Second, the HHS exemption has nothing to do with California. Obamacare isn’t a California law, and HHS isn’t a California agency. There is no harm to California if the federal government decides it must provide an exemption to the nuns. Indeed, it is probably unprecedented for one sovereign jurisdiction to sue to prevent another sovereign jurisdiction from changing its own rules to protect religious liberty. In a word, this is crazy.
Third, what Becerra seeks is a crushing burden on the nuns. If they don’t sign onto an arrangement that they believe violates their faith, Becerra wants them, in keeping with the Obama mandate, to be subject to daily fines that would add up to tens of millions of dollars annually. And, remember, these aren’t “corporate polluters,” they aren’t insider traders, they aren’t tech giants; they are an order of nuns founded by a saint who begged in the streets of 18th-century France so she could carry out her charitable work.
Fourth, his suit lacks all merit. There was no reason to think that a mandate created by an executive agency also couldn’t have a carveout created by an executive agency. Plus, there was never any plausible claim of any harm — Becerra has not found one alleged victim, not one actual woman, who has been prevented from obtaining contraception because of the religious beliefs of the Little Sisters.

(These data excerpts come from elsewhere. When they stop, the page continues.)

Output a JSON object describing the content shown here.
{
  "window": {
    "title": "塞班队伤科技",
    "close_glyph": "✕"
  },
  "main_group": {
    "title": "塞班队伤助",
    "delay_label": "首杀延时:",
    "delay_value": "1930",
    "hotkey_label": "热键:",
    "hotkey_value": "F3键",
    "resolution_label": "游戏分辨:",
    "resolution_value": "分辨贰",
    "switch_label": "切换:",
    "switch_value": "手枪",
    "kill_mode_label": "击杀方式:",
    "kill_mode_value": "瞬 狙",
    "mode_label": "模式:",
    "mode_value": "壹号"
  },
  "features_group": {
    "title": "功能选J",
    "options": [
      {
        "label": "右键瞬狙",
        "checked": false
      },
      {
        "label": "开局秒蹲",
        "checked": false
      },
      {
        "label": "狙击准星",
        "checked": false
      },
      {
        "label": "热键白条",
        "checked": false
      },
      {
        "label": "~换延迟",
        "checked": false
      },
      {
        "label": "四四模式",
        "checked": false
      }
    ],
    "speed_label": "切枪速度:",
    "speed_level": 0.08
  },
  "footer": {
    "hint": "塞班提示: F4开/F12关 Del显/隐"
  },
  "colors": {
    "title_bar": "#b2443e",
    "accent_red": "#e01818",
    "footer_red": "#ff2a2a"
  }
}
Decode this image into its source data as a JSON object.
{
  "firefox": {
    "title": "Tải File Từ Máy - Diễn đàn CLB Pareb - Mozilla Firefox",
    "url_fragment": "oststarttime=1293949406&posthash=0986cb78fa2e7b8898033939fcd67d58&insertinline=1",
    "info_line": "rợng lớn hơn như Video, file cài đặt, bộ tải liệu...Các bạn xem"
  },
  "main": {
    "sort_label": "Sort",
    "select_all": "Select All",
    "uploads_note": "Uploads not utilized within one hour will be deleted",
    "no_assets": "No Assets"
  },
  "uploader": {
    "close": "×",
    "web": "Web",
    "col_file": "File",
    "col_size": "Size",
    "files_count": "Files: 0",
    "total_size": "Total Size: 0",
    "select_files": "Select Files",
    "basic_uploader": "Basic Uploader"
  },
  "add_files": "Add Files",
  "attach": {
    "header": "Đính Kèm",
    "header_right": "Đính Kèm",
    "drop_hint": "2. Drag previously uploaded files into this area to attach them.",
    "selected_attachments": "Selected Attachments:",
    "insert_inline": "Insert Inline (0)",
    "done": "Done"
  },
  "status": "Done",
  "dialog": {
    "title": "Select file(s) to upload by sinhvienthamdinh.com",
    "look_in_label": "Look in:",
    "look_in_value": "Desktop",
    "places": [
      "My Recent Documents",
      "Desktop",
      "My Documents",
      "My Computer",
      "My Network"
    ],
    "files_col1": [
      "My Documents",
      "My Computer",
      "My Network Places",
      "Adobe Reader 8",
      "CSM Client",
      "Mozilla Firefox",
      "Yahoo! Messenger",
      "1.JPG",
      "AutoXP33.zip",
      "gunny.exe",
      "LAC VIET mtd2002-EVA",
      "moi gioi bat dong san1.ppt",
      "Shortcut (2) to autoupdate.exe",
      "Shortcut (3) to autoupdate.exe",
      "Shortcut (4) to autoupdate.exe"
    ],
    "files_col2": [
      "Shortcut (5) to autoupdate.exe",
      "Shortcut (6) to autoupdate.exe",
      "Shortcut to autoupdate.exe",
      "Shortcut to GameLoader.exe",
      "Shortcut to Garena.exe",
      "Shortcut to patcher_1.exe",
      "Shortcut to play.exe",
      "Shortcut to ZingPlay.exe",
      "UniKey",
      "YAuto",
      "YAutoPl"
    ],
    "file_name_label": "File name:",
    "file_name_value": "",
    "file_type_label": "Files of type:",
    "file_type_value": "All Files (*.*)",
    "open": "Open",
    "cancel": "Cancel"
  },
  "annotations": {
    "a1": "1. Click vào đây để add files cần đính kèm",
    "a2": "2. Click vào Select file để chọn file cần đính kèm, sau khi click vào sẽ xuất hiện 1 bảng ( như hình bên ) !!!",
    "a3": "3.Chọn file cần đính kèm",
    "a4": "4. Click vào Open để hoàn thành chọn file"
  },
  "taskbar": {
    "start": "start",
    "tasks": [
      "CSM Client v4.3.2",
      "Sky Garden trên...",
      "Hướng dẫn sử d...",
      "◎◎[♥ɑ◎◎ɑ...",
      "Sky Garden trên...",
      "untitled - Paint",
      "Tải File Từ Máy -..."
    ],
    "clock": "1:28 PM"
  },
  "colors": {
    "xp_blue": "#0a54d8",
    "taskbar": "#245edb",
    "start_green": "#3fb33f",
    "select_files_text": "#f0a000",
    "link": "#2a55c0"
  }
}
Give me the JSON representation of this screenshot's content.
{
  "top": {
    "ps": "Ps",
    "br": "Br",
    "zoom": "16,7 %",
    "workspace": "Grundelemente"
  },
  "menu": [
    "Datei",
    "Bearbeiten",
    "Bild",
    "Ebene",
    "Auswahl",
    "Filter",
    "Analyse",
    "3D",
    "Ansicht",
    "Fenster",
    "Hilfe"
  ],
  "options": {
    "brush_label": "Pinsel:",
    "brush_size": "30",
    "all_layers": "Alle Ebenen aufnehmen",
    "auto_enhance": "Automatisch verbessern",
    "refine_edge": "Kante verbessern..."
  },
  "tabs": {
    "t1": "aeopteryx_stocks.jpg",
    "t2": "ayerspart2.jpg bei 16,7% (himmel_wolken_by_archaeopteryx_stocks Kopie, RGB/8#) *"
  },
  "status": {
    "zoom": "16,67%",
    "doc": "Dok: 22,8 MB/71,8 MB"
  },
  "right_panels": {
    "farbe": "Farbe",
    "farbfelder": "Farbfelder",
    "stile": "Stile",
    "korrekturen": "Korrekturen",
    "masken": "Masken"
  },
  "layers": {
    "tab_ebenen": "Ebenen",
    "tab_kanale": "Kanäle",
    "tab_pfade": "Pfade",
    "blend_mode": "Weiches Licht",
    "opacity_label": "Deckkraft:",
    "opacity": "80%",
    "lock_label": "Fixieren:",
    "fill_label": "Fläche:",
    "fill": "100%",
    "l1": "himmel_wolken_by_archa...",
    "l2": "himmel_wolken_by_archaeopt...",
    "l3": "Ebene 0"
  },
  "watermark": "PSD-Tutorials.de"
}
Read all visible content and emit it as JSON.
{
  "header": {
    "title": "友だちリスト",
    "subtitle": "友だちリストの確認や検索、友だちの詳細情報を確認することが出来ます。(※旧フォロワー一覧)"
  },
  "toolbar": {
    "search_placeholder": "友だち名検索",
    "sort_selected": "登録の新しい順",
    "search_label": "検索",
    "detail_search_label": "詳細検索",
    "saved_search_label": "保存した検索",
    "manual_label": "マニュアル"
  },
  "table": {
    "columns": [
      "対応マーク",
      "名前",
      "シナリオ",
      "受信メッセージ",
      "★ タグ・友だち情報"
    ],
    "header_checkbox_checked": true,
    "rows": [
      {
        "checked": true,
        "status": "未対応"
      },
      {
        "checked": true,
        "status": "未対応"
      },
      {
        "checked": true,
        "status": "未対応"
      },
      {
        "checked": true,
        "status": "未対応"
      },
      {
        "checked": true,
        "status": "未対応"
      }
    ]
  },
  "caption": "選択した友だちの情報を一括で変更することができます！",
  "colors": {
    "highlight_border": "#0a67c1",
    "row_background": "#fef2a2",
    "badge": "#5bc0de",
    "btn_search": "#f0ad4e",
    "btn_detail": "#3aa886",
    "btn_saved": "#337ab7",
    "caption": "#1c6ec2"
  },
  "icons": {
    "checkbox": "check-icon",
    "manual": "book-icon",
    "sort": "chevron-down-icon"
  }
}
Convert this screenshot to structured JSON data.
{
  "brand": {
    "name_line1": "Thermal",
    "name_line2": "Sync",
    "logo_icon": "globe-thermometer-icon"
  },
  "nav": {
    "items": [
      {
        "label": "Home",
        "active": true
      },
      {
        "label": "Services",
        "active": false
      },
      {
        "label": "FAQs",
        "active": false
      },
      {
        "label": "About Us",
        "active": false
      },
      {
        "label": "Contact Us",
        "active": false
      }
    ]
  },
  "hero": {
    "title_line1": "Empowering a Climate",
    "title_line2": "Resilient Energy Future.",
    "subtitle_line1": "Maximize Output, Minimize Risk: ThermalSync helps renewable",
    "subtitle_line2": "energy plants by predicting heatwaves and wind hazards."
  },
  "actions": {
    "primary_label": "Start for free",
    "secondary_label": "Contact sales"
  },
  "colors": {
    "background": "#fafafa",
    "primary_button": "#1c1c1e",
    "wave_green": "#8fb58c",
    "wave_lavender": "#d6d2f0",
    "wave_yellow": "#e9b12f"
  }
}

It is telling that the Supreme Court, at a time when it isn’t easy to get seven votes, ruled against this latest assault on religious liberty last July, 7–2 (the vehicle was a companion suit to California’s brought by Pennsylvania).
Still, Becerra hasn’t dropped his litigation, which is still ongoing, now on process grounds.
This is a disgrace. But it is incumbent on supporters of the Little Sisters to have a charitable attitude and allow for the possibility of redemption. All we should ask is that Becerra drop his litigation, apologize to the Little Sisters, withdraw his nomination, stay in California — and try to do better.